書評
『文房四宝 墨の話』(KADOKAWA/角川学芸出版)
妖気がひそむという墨の魅力
文房四宝などというものを身近に感じたことはないが、それでも、墨・筆・硯・紙の四つのうち、筆と硯と紙については、その筋にうるさい話があるだろうくらいの予想はつく。狸の毛で作った筆がいいとか、字は忘れたがタンケイの硯とか、越前の和紙とか聞いたことがある。しかし、墨となると何も浮かばない。筆のように大小があるわけでも、硯のように石としての面白さがあるわけでも、紙のように用途に応じてちがうわけでもない。形は小型の墓石。字まで刻んである。摺れば黒い液が出る。それだけ。それだけのものについて一冊の本が成り立つことが興味深くて、読みはじめた。
毎年、冬がくると、わたし好みの墨を作ってもらっている。
オッ。たいていの読者がオッだろう。毎年、誰の上にも冬はくるが、冬がくると墨を作る人がいるなんて、これはいったいどういうことなんだ。
著者は、「墨には妖気がひそんでいる」と説明する。その妖気に取りつかれた中国の詩人・蘇東坡(そとうば)は、明けてもくれても古今の名墨、珍墨ばかり頭に浮かび、仲間の詩人の持つ「承晏墨(しょうあんぼく)」を強奪したがそれでも気持ちはおさまらず、人里はなれた松林の中に小屋を建て、松を焚(た)いて煤(すす)を採り、ついに名墨「海南松煙墨」を得たそうだ。
こうした歴史エピソードから、墨が妖気を持つにちがいないことは分かるのだが、いまひとつ実感が湧かないまま読み進めた。そして九十四ページまできて、一枚の図版と出会って納得した。著者所蔵の「墨人宝玉」を摺って点じた墨痕。まん中がまっ黒で回りに灰色のにじみが出ているだけなのだが、美しい。深い味がある。簡単な印刷でこれだけ引き込まれるのだから、本物ならどれほどか。
本物を目の前に著者の言、「黒い部分をくっきり残して、淡く透明なにじみの部分が、まるで金環食のポジチブのように環をえがいて美しいのである。黒い部分の墨色は、ほんのわずかに青味がさしていた」
青味さす金環食。たかだか墨のにじみのためにここまで言うかだが、図版を眺めていると、そんな気もしてくる。
この墨を作った金子増耀(ますてる)は、変わった経歴の持ち主だったという。靖国神社の大村益次郎の銅像を作るほどの鋳造家であったが、敗戦で何もかも失った後、フトしたことから墨に目ざめ、後半生を松煙墨の製造に注ぐ。墨には油煙墨と松煙墨の二種がある。油煙墨は、今でも奈良の老舗で行われているように、室内で菜種油を燃やして作る。煤の粒子が細かく整っているから、安定した強い黒色が出るが、しかし、深みはない。一方、松煙墨は、蘇東坡がしたように、山に入って小屋掛けし、松脂を燃やして作るから、品質は安定しない代わり、当たると、黒に青味が加わり、厚みと冴えのある発色をする。

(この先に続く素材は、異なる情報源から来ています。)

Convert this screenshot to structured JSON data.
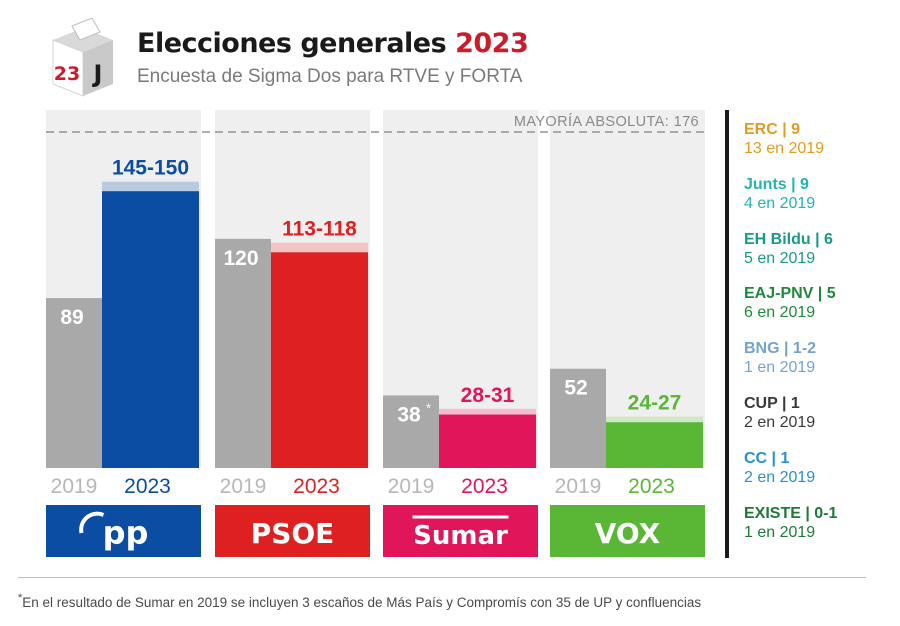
{
  "header": {
    "logo_number": "23",
    "logo_letter": "J",
    "title_main": "Elecciones generales",
    "title_year": "2023",
    "subtitle": "Encuesta de Sigma Dos para RTVE y FORTA"
  },
  "chart_data": {
    "type": "bar",
    "title": "Elecciones generales 2023",
    "subtitle": "Encuesta de Sigma Dos para RTVE y FORTA",
    "reference_line": {
      "label": "MAYORÍA ABSOLUTA: 176",
      "value": 176
    },
    "ylim": [
      0,
      176
    ],
    "grid": false,
    "categories": [
      "PP",
      "PSOE",
      "Sumar",
      "VOX"
    ],
    "series": [
      {
        "name": "2019",
        "values": [
          89,
          120,
          38,
          52
        ]
      },
      {
        "name": "2023",
        "values": [
          [
            145,
            150
          ],
          [
            113,
            118
          ],
          [
            28,
            31
          ],
          [
            24,
            27
          ]
        ]
      }
    ],
    "groups": [
      {
        "party": "PP",
        "logo_text": "pp",
        "color": "#0b4da2",
        "light": "#b9cbe1",
        "v2019": 89,
        "label2019": "89",
        "lo": 145,
        "hi": 150,
        "label2023": "145-150",
        "year2019": "2019",
        "year2023": "2023"
      },
      {
        "party": "PSOE",
        "logo_text": "PSOE",
        "color": "#df2020",
        "light": "#f5c3c3",
        "v2019": 120,
        "label2019": "120",
        "lo": 113,
        "hi": 118,
        "label2023": "113-118",
        "year2019": "2019",
        "year2023": "2023"
      },
      {
        "party": "Sumar",
        "logo_text": "Sumar",
        "color": "#e0155a",
        "light": "#f5bccd",
        "v2019": 38,
        "label2019": "38",
        "note2019": "*",
        "lo": 28,
        "hi": 31,
        "label2023": "28-31",
        "year2019": "2019",
        "year2023": "2023"
      },
      {
        "party": "VOX",
        "logo_text": "VOX",
        "color": "#5ab736",
        "light": "#cfe9c4",
        "v2019": 52,
        "label2019": "52",
        "lo": 24,
        "hi": 27,
        "label2023": "24-27",
        "year2019": "2019",
        "year2023": "2023"
      }
    ],
    "colors": {
      "gray_2019": "#a9a9a9",
      "panel": "#efefef",
      "line": "#7f7f7f"
    }
  },
  "others": [
    {
      "name": "ERC | 9",
      "prev": "13 en 2019",
      "color": "#e49b1e"
    },
    {
      "name": "Junts | 9",
      "prev": "4 en 2019",
      "color": "#22b5b0"
    },
    {
      "name": "EH Bildu | 6",
      "prev": "5 en 2019",
      "color": "#179b86"
    },
    {
      "name": "EAJ-PNV | 5",
      "prev": "6 en 2019",
      "color": "#1f8a3c"
    },
    {
      "name": "BNG | 1-2",
      "prev": "1 en 2019",
      "color": "#75a3cf"
    },
    {
      "name": "CUP | 1",
      "prev": "2 en 2019",
      "color": "#3a3a3a"
    },
    {
      "name": "CC | 1",
      "prev": "2 en 2019",
      "color": "#2891cf"
    },
    {
      "name": "EXISTE | 0-1",
      "prev": "1 en 2019",
      "color": "#1f7a3a"
    }
  ],
  "footnote": {
    "marker": "*",
    "text": "En el resultado de Sumar en 2019 se incluyen 3 escaños de Más País y Compromís con 35 de UP y confluencias"
  }
}
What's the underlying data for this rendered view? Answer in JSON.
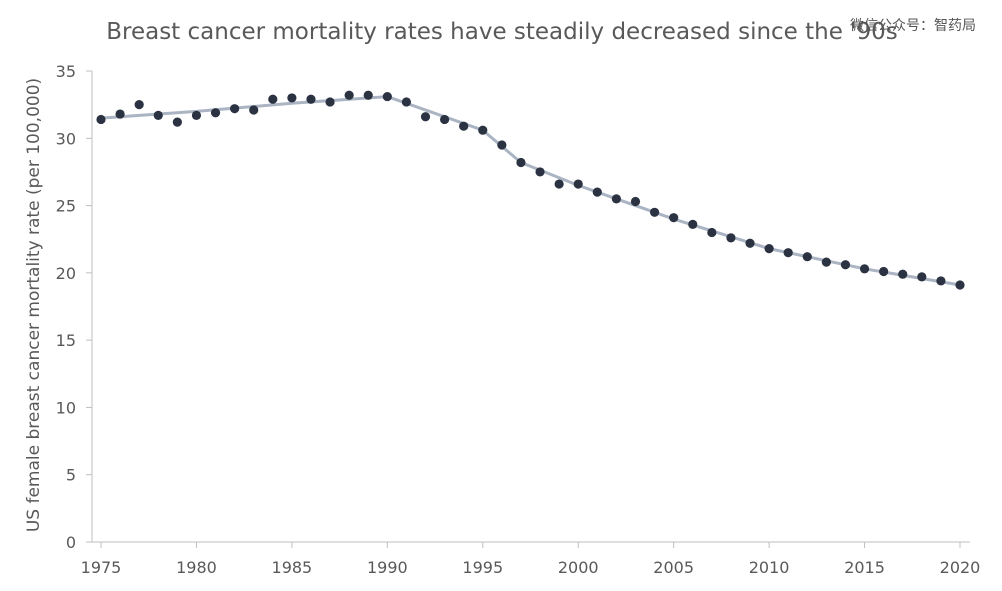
{
  "chart_data": {
    "type": "scatter",
    "title": "Breast cancer mortality rates have steadily decreased since the '90s",
    "watermark": "微信公众号：智药局",
    "ylabel": "US female breast cancer mortality rate (per 100,000)",
    "xlabel": "",
    "xlim": [
      1975,
      2020
    ],
    "ylim": [
      0,
      35
    ],
    "x_ticks": [
      "1975",
      "1980",
      "1985",
      "1990",
      "1995",
      "2000",
      "2005",
      "2010",
      "2015",
      "2020"
    ],
    "y_ticks": [
      "0",
      "5",
      "10",
      "15",
      "20",
      "25",
      "30",
      "35"
    ],
    "grid": false,
    "legend": "none",
    "series": [
      {
        "points": {
          "x": [
            1975,
            1976,
            1977,
            1978,
            1979,
            1980,
            1981,
            1982,
            1983,
            1984,
            1985,
            1986,
            1987,
            1988,
            1989,
            1990,
            1991,
            1992,
            1993,
            1994,
            1995,
            1996,
            1997,
            1998,
            1999,
            2000,
            2001,
            2002,
            2003,
            2004,
            2005,
            2006,
            2007,
            2008,
            2009,
            2010,
            2011,
            2012,
            2013,
            2014,
            2015,
            2016,
            2017,
            2018,
            2019,
            2020
          ],
          "y": [
            31.4,
            31.8,
            32.5,
            31.7,
            31.2,
            31.7,
            31.9,
            32.2,
            32.1,
            32.9,
            33.0,
            32.9,
            32.7,
            33.2,
            33.2,
            33.1,
            32.7,
            31.6,
            31.4,
            30.9,
            30.6,
            29.5,
            28.2,
            27.5,
            26.6,
            26.6,
            26.0,
            25.5,
            25.3,
            24.5,
            24.1,
            23.6,
            23.0,
            22.6,
            22.2,
            21.8,
            21.5,
            21.2,
            20.8,
            20.6,
            20.3,
            20.1,
            19.9,
            19.7,
            19.4,
            19.1
          ]
        },
        "trend": {
          "x": [
            1975,
            1980,
            1985,
            1990,
            1995,
            1997,
            2000,
            2005,
            2010,
            2015,
            2020
          ],
          "y": [
            31.5,
            32.0,
            32.6,
            33.1,
            30.6,
            28.2,
            26.5,
            24.0,
            21.8,
            20.3,
            19.1
          ]
        }
      }
    ]
  }
}
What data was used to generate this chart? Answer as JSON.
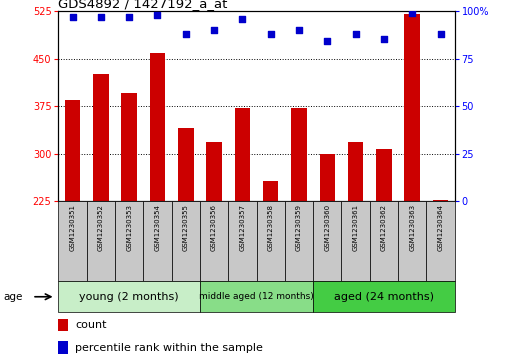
{
  "title": "GDS4892 / 1427192_a_at",
  "samples": [
    "GSM1230351",
    "GSM1230352",
    "GSM1230353",
    "GSM1230354",
    "GSM1230355",
    "GSM1230356",
    "GSM1230357",
    "GSM1230358",
    "GSM1230359",
    "GSM1230360",
    "GSM1230361",
    "GSM1230362",
    "GSM1230363",
    "GSM1230364"
  ],
  "counts": [
    385,
    425,
    395,
    458,
    340,
    318,
    372,
    258,
    372,
    300,
    318,
    308,
    520,
    228
  ],
  "percentile_ranks": [
    97,
    97,
    97,
    98,
    88,
    90,
    96,
    88,
    90,
    84,
    88,
    85,
    99,
    88
  ],
  "ylim_left": [
    225,
    525
  ],
  "ylim_right": [
    0,
    100
  ],
  "yticks_left": [
    225,
    300,
    375,
    450,
    525
  ],
  "yticks_right": [
    0,
    25,
    50,
    75,
    100
  ],
  "groups": [
    {
      "label": "young (2 months)",
      "start": 0,
      "end": 5,
      "color": "#C8EEC8"
    },
    {
      "label": "middle aged (12 months)",
      "start": 5,
      "end": 9,
      "color": "#88DD88"
    },
    {
      "label": "aged (24 months)",
      "start": 9,
      "end": 14,
      "color": "#44CC44"
    }
  ],
  "bar_color": "#CC0000",
  "dot_color": "#0000CC",
  "sample_bg": "#CCCCCC",
  "legend_count": "count",
  "legend_percentile": "percentile rank within the sample",
  "age_label": "age"
}
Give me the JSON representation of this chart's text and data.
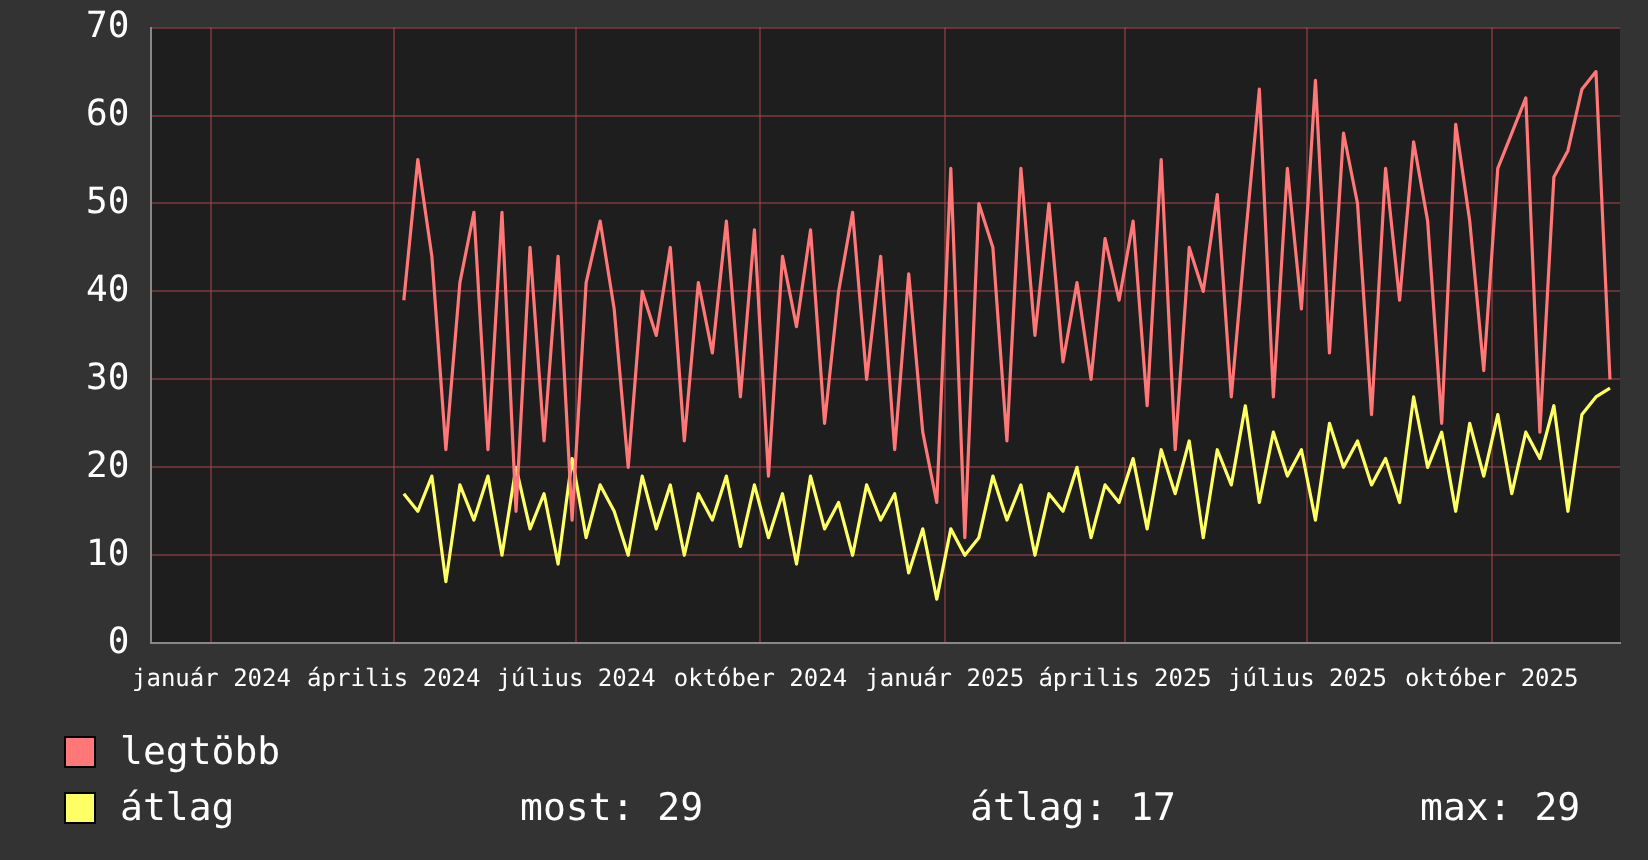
{
  "chart_data": {
    "type": "line",
    "x": [
      "2024-04-06",
      "2024-04-13",
      "2024-04-20",
      "2024-04-27",
      "2024-05-04",
      "2024-05-11",
      "2024-05-18",
      "2024-05-25",
      "2024-06-01",
      "2024-06-08",
      "2024-06-15",
      "2024-06-22",
      "2024-06-29",
      "2024-07-06",
      "2024-07-13",
      "2024-07-20",
      "2024-07-27",
      "2024-08-03",
      "2024-08-10",
      "2024-08-17",
      "2024-08-24",
      "2024-08-31",
      "2024-09-07",
      "2024-09-14",
      "2024-09-21",
      "2024-09-28",
      "2024-10-05",
      "2024-10-12",
      "2024-10-19",
      "2024-10-26",
      "2024-11-02",
      "2024-11-09",
      "2024-11-16",
      "2024-11-23",
      "2024-11-30",
      "2024-12-07",
      "2024-12-14",
      "2024-12-21",
      "2024-12-28",
      "2025-01-04",
      "2025-01-11",
      "2025-01-18",
      "2025-01-25",
      "2025-02-01",
      "2025-02-08",
      "2025-02-15",
      "2025-02-22",
      "2025-03-01",
      "2025-03-08",
      "2025-03-15",
      "2025-03-22",
      "2025-03-29",
      "2025-04-05",
      "2025-04-12",
      "2025-04-19",
      "2025-04-26",
      "2025-05-03",
      "2025-05-10",
      "2025-05-17",
      "2025-05-24",
      "2025-05-31",
      "2025-06-07",
      "2025-06-14",
      "2025-06-21",
      "2025-06-28",
      "2025-07-05",
      "2025-07-12",
      "2025-07-19",
      "2025-07-26",
      "2025-08-02",
      "2025-08-09",
      "2025-08-16",
      "2025-08-23",
      "2025-08-30",
      "2025-09-06",
      "2025-09-13",
      "2025-09-20",
      "2025-09-27",
      "2025-10-04",
      "2025-10-11",
      "2025-10-18",
      "2025-10-25",
      "2025-11-01",
      "2025-11-08",
      "2025-11-15",
      "2025-11-22",
      "2025-11-29"
    ],
    "series": [
      {
        "name": "legtöbb",
        "color": "#ff7777",
        "values": [
          39,
          55,
          44,
          22,
          41,
          49,
          22,
          49,
          15,
          45,
          23,
          44,
          14,
          41,
          48,
          38,
          20,
          40,
          35,
          45,
          23,
          41,
          33,
          48,
          28,
          47,
          19,
          44,
          36,
          47,
          25,
          40,
          49,
          30,
          44,
          22,
          42,
          24,
          16,
          54,
          12,
          50,
          45,
          23,
          54,
          35,
          50,
          32,
          41,
          30,
          46,
          39,
          48,
          27,
          55,
          22,
          45,
          40,
          51,
          28,
          46,
          63,
          28,
          54,
          38,
          64,
          33,
          58,
          50,
          26,
          54,
          39,
          57,
          48,
          25,
          59,
          48,
          31,
          54,
          58,
          62,
          24,
          53,
          56,
          63,
          65,
          30
        ]
      },
      {
        "name": "átlag",
        "color": "#ffff66",
        "values": [
          17,
          15,
          19,
          7,
          18,
          14,
          19,
          10,
          20,
          13,
          17,
          9,
          21,
          12,
          18,
          15,
          10,
          19,
          13,
          18,
          10,
          17,
          14,
          19,
          11,
          18,
          12,
          17,
          9,
          19,
          13,
          16,
          10,
          18,
          14,
          17,
          8,
          13,
          5,
          13,
          10,
          12,
          19,
          14,
          18,
          10,
          17,
          15,
          20,
          12,
          18,
          16,
          21,
          13,
          22,
          17,
          23,
          12,
          22,
          18,
          27,
          16,
          24,
          19,
          22,
          14,
          25,
          20,
          23,
          18,
          21,
          16,
          28,
          20,
          24,
          15,
          25,
          19,
          26,
          17,
          24,
          21,
          27,
          15,
          26,
          28,
          29
        ]
      }
    ],
    "xlim": [
      "2023-12-02",
      "2025-12-04"
    ],
    "xticks": [
      {
        "value": "2024-01-01",
        "label": "január 2024"
      },
      {
        "value": "2024-04-01",
        "label": "április 2024"
      },
      {
        "value": "2024-07-01",
        "label": "július 2024"
      },
      {
        "value": "2024-10-01",
        "label": "október 2024"
      },
      {
        "value": "2025-01-01",
        "label": "január 2025"
      },
      {
        "value": "2025-04-01",
        "label": "április 2025"
      },
      {
        "value": "2025-07-01",
        "label": "július 2025"
      },
      {
        "value": "2025-10-01",
        "label": "október 2025"
      }
    ],
    "ylim": [
      0,
      70
    ],
    "yticks": [
      0,
      10,
      20,
      30,
      40,
      50,
      60,
      70
    ],
    "grid": true,
    "legend": "bottom left",
    "marker": "none",
    "line_style": "solid",
    "annotations": [
      "most: 29",
      "átlag: 17",
      "max: 29"
    ]
  }
}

ただの黒以上を求めるなら松煙墨しかないのだが、山に入る作業のあまりの大変さからすたれてしまった。その再生に取り組んだ金子増耀は十年以上を費やし、貧窮の中でようやく墨人宝玉を作って、没したのだった。
現在、著者の手中にある墨人宝玉の発色は、完全ではなくて、黒のなかの明るさがやや足りないそうだ。松煙墨は、油煙墨とちがい、年をへて枯れるにつれて色が変わるから、座右にあたためて明るくなる時を待っているという。
“墨憑き”ともいうべき人々が、日本列島にはまだわずかながら生息しているのである。